9:02 am EDT: The livestream has commenced, and we're going to have a brief welcome before the simultaneous announcement starts across the globe! Speaking first is Carlos Moedas of the European Research Council. He is very emotional, and can we blame him? No!

"Einstein could not imagine what he discovered… To take a picture of something one man dreamt 100 years ago, you need people from 40 countries."

"If there is a big moment for all of us, it is today."

9:04 am EDT: You can follow along on Twitter with the hashtag #EHTblackhole

09:08 am EDT: Here it is! Everybody, WE HAVE RECEIVED THE PICTURE!

09:10 am EDT: Oh wow. Look at that. Look at it. That's a BLACK HOLE'S SHADOW. That's the accretion disc.

09:13 am EDT: "Even a child knows what a black hole is, and the best description actually came from a child - it's just a hole you cannot fill," says Luciano Rezzolla from Goethe University Frankfurt.

"You may wonder, how do you know it's a black hole? The answer is that it matches extremely well what we predicted in theory."

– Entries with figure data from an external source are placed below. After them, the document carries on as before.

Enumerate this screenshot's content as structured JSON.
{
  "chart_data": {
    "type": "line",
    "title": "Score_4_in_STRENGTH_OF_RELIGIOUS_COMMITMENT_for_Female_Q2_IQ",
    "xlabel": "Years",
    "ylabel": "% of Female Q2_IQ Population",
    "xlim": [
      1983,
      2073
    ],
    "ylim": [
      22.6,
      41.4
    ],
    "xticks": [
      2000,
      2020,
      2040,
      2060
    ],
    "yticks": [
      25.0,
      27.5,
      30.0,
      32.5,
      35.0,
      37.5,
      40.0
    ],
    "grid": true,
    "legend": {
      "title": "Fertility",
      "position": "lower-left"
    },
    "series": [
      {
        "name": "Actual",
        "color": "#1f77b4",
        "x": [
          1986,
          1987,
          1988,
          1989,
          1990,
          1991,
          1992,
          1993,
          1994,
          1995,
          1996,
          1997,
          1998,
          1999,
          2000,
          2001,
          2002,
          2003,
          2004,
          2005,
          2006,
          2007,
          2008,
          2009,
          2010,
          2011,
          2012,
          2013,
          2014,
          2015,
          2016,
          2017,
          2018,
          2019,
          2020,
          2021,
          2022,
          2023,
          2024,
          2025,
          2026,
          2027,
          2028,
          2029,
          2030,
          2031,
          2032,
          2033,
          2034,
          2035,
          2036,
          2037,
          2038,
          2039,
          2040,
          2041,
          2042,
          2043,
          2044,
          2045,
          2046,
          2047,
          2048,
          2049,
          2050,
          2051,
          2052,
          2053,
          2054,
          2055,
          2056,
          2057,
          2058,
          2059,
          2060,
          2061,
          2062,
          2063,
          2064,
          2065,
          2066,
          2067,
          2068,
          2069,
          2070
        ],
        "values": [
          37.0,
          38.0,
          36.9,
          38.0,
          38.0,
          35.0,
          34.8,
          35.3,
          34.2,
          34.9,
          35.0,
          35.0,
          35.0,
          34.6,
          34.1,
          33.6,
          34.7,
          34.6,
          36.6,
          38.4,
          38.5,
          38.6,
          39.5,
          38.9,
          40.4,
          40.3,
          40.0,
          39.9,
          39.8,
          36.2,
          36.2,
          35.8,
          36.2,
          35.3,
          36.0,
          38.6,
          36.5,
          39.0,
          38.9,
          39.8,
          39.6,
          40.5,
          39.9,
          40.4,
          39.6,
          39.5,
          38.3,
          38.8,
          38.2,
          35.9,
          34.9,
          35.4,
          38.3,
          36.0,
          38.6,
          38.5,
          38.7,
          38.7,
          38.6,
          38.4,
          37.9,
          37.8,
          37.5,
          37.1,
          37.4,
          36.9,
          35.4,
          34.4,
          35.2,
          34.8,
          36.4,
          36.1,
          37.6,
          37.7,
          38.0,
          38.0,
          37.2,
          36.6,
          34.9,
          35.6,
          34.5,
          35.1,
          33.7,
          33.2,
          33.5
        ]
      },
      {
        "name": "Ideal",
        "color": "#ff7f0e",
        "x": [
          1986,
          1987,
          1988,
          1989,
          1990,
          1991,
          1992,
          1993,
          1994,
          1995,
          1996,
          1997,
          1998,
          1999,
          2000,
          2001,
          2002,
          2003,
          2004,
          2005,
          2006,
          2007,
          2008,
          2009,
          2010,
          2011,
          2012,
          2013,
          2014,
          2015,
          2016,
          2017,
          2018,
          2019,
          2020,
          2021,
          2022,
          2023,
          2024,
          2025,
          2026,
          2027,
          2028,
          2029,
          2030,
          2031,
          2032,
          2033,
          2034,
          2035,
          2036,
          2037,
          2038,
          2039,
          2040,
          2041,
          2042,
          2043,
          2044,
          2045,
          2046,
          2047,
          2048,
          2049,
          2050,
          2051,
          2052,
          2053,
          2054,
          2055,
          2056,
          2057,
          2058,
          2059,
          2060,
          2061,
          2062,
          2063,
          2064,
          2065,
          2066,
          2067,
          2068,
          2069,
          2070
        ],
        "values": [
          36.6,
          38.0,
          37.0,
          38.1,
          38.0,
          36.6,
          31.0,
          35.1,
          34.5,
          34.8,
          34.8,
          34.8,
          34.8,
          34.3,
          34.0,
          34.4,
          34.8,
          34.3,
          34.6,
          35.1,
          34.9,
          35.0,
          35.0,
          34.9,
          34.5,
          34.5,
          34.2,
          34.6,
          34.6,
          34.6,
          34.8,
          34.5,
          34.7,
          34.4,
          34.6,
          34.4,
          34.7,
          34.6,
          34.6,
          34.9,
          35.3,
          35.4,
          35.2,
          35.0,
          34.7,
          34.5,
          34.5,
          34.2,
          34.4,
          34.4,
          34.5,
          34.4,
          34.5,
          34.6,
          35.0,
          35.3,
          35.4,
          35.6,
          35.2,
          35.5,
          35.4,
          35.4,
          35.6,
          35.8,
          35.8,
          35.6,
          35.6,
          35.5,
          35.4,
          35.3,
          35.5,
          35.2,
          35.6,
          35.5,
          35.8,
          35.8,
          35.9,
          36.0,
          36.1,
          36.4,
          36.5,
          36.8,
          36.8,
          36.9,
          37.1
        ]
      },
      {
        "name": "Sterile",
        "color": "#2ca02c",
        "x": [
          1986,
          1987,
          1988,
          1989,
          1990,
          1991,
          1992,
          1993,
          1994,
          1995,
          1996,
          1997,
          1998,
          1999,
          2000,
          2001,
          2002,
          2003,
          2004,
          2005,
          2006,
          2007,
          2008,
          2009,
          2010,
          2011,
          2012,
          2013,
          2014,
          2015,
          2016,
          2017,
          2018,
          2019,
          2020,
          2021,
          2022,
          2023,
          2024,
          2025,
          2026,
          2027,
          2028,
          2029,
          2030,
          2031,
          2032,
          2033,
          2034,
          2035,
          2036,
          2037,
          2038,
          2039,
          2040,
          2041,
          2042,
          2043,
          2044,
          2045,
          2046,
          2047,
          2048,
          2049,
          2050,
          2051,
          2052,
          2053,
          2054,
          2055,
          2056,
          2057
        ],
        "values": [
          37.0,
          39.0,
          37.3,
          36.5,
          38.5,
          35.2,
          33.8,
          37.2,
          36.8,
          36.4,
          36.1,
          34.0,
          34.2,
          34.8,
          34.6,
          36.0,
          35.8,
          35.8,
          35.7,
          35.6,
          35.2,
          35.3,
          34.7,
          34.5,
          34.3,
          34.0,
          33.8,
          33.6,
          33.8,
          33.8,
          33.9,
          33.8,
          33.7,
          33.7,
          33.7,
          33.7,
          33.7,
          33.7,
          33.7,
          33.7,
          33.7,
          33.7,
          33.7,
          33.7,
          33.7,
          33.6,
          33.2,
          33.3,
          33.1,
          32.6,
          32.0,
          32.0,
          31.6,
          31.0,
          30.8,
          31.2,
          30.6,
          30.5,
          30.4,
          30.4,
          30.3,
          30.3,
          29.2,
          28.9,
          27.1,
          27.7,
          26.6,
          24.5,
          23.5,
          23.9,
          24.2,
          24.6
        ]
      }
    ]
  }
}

09:14 am EDT: We have constructed tens of thousands of predictions of black holes, Rezzolla says, and some of these come very close to the image captured by the Event Horizon Telescope.

09:15 am EDT: Eduardo Ros from the University of Granada takes the stage to tell us how the observations were taken. What was really important is that they used telescopes where the atmosphere is very thin and dry, to avoid atmospheric interference. Then they had to pay careful attention to the weather, and be ready to take observations on short notice.

09:17 am EDT: The hard discs from the Antarctica telescope had to sit in storage over winter, because a plane couldn't get in and out easily to transport the data!

09:19 am EDT: Monika Moscibrodzka from Radboud University is explaining what we learned. Over four days' observing time, they saw that the ring didn't change size, and didn't go away. That means it's likely a permanent object.

The change in the light in the ring - it's brighter at the front - indicates rotation. The image is not yet clear enough to measure the rotation, but we do know it's clockwise.

09:22 am EDT: ALL THE DATA is being made public! That is awesome. Six papers are due to appear in The Astrophysical Journal Letters, and they are listed here for you to check out.

09:26 am EDT: The picture is of M87*, but the team is confident they're going to bag Sgr A* soon, so they ask us to "stay tuned".

"This story is not the story of one hero. It is the story of many heroes."

09:29 am EDT: And that's it, that was the announcement! We are now in question time. PHEW, we still can't believe that we're staring at the first-ever image of a black hole. Just… look at it.

09:36 am EDT: The questions are so interesting! Meanwhile, we're gathering up more info about the science behind this huge achievement and will publish a separate article on that soon. Thank you so much to everyone who stayed tuned into our live blog!

We are standing at the dawn of a new age of black hole science.